11. Current ChallengesDiscussion

In recent years, the research community has made huge improvements by increasing image resolution, making more challenging translations with the release of Front Face to Profile Face [20], by releasing more lightweight and faster models and developing performance metrics such as sec/iter or the memory consumption. However, such metrics will irrevocably decrease with the advancement of technology. Moreover, the variety of computing stations in the research centers makes this comparison even more difficult. A solution could be to re-run the evaluation for the time of inferences or to find a metric that can take into account the different technologies used and unify time and memory consumption measures.

Moreover, actual deep translation models are constituted by a multitude of parameters and convolution operations. These two characteristics are not compatible with portable devices such as smartphones. Even though ASAPNET [53] came with a lightweight and fast architecture, this proposed generator architecture has not been tested in unsupervised settings.

In addition, even unsupervised models need a big dataset to be correctly trained. Although these datasets can be easily generated or completed by web crawling data [94], we cannot make a dataset for every world case. Whereas translation models that deal with small datasets show good results, such as TUIGAN [68], generation contains artifacts, and the combination of all these models can be computationally intensive.

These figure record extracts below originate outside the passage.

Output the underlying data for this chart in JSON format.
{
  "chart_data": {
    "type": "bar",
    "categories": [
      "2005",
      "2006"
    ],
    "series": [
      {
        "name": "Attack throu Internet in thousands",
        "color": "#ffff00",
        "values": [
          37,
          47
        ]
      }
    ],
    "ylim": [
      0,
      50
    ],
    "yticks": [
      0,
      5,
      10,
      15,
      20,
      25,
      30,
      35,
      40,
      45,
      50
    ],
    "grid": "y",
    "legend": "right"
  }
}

In Section 8, we saw models that can be guided by additional inputs to match the user’s needs, as is the case for FacialGAN [90]. However, this paper points out a problem that their method does not give full control over generations. This is explained because the discriminator forces the generator to generate realistic faces and hence cannot generate faces with no nose, for example.

One another problem came from the Google Maps dtaset. This dataset can be easily made by scrapping the Google Maps website. However, this causes a consistency problem during the evaluation because the map layout depends on the region where maps are extracted. For example, RSMT [28] shows that a model trained on the Beijing maps does not perform well when tested on Los Angeles because of the structural difference between cities. A good contribution to the satellite-to-map translation field could be the release of a more complete Google Maps dataset with multiple cities in several regions (cities, villages, mountainous landscapes, cities near the sea, highly populated cities and lightly populated cities).

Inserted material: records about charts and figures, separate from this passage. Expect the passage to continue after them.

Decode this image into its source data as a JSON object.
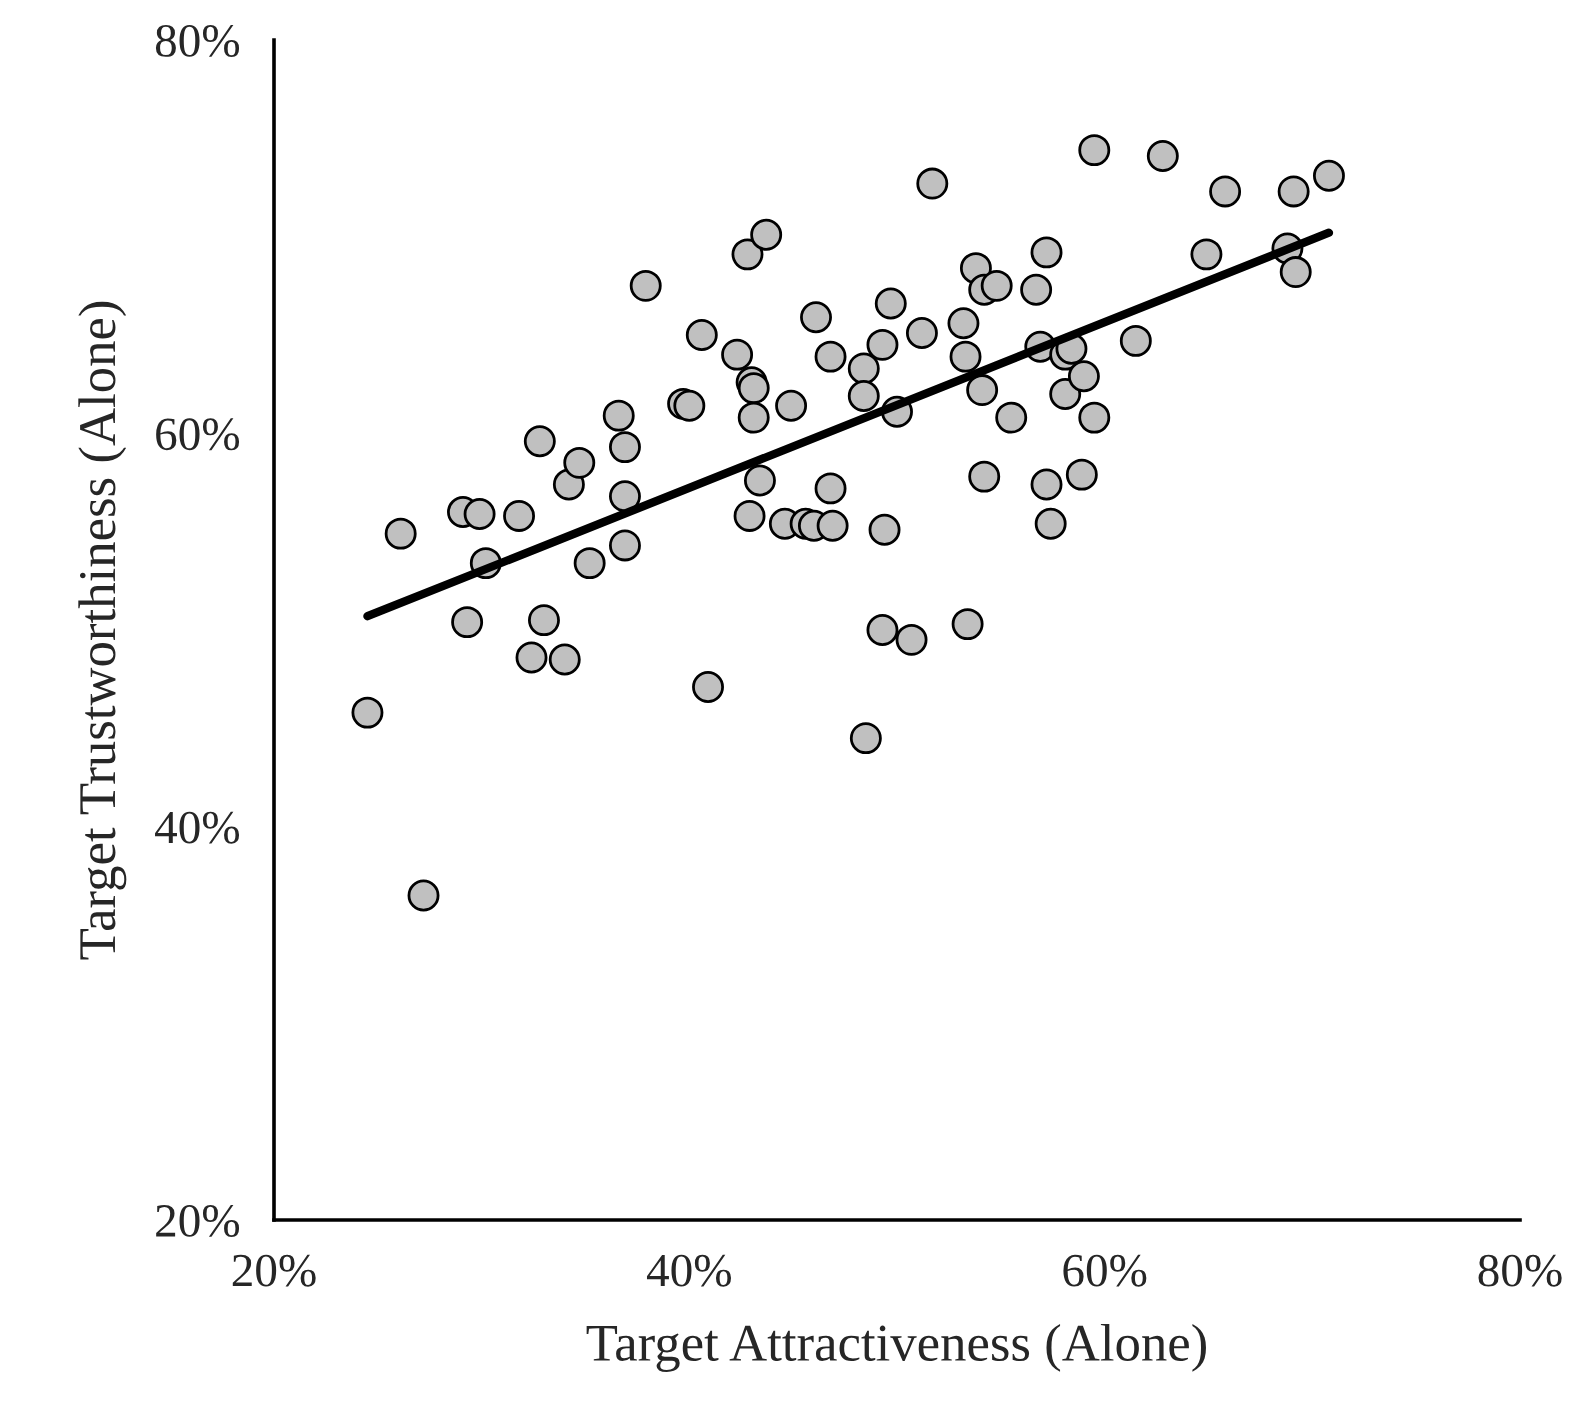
{
  "chart_data": {
    "type": "scatter",
    "xlabel": "Target Attractiveness (Alone)",
    "ylabel": "Target Trustworthiness (Alone)",
    "xlim": [
      20,
      80
    ],
    "ylim": [
      20,
      80
    ],
    "xticks": [
      {
        "value": 20,
        "label": "20%"
      },
      {
        "value": 40,
        "label": "40%"
      },
      {
        "value": 60,
        "label": "60%"
      },
      {
        "value": 80,
        "label": "80%"
      }
    ],
    "yticks": [
      {
        "value": 20,
        "label": "20%"
      },
      {
        "value": 40,
        "label": "40%"
      },
      {
        "value": 60,
        "label": "60%"
      },
      {
        "value": 80,
        "label": "80%"
      }
    ],
    "grid": false,
    "legend": false,
    "marker": "circle",
    "series": [
      {
        "color": "#c0c0c0",
        "x": [
          24.5,
          26.1,
          27.2,
          29.1,
          29.3,
          29.9,
          30.2,
          31.8,
          32.4,
          32.8,
          33.0,
          34.0,
          34.2,
          34.7,
          35.2,
          36.6,
          36.9,
          36.9,
          36.9,
          37.9,
          39.7,
          40.0,
          40.6,
          40.9,
          42.3,
          42.8,
          43.0,
          43.1,
          43.1,
          42.9,
          43.4,
          43.7,
          44.6,
          44.9,
          45.6,
          46.0,
          46.1,
          46.8,
          46.8,
          46.9,
          48.4,
          48.4,
          48.5,
          49.3,
          49.3,
          49.4,
          49.7,
          50.0,
          50.7,
          51.2,
          51.7,
          53.2,
          53.3,
          53.4,
          53.8,
          54.1,
          54.2,
          54.8,
          54.2,
          55.5,
          56.7,
          56.9,
          58.1,
          58.4,
          57.2,
          57.2,
          57.4,
          58.1,
          59.0,
          59.5,
          58.9,
          59.5,
          61.5,
          62.8,
          64.9,
          65.8,
          68.8,
          69.1,
          69.2,
          70.8
        ],
        "values": [
          45.8,
          54.9,
          36.5,
          56.0,
          50.4,
          55.9,
          53.4,
          55.8,
          48.6,
          59.6,
          50.5,
          48.5,
          57.4,
          58.5,
          53.4,
          60.9,
          59.3,
          56.8,
          54.3,
          67.5,
          61.5,
          61.4,
          65.0,
          47.1,
          64.0,
          69.1,
          62.6,
          62.3,
          60.8,
          55.8,
          57.6,
          70.1,
          55.4,
          61.4,
          55.4,
          55.3,
          65.9,
          63.9,
          57.2,
          55.3,
          63.3,
          61.9,
          44.5,
          50.0,
          64.5,
          55.1,
          66.6,
          61.1,
          49.5,
          65.1,
          72.7,
          65.6,
          63.9,
          50.3,
          68.4,
          62.2,
          67.3,
          67.5,
          57.8,
          60.8,
          67.3,
          64.4,
          64.0,
          64.3,
          69.2,
          57.4,
          55.4,
          62.0,
          62.9,
          60.8,
          57.9,
          74.4,
          64.7,
          74.1,
          69.1,
          72.3,
          69.4,
          72.3,
          68.2,
          73.1
        ]
      },
      {
        "type": "line",
        "color": "#000000",
        "marker": "none",
        "line_style": "solid",
        "x": [
          24.5,
          70.8
        ],
        "values": [
          50.7,
          70.2
        ]
      }
    ]
  }
}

FID is the most used metric in the I2I translation field. This metric is a way to benchmark a given generation model on the state-of-the-art. However, Kynkäänniemi et al. [110] wrote that the FID can be improved without making any improvements by generating a large set of images and selecting images that fit the fringe feature of the real data. Another work from Gu et al. [49] stated that, since FID is based on a model trained on ImageNET, it can be the prey of outliers.

12. Conclusions

In this review, we dove into the world of image-to-image translation. Since 2017, this field of research has known many changes and is able to perform translations of higher quality and diversity. Some work also proposed translation models working with small training datasets, and others proposed models that progressively translate an image from one domain to another. Lastly, some work paid attention to geometrical changes of challenging translation. Using a particular splitting to organize papers by the employed method, this review is able to guide quickly the reader to the most useful methods, depending on the reader’s interest. We also noted several drawbacks of the current method and hope this review will contribute to this research field.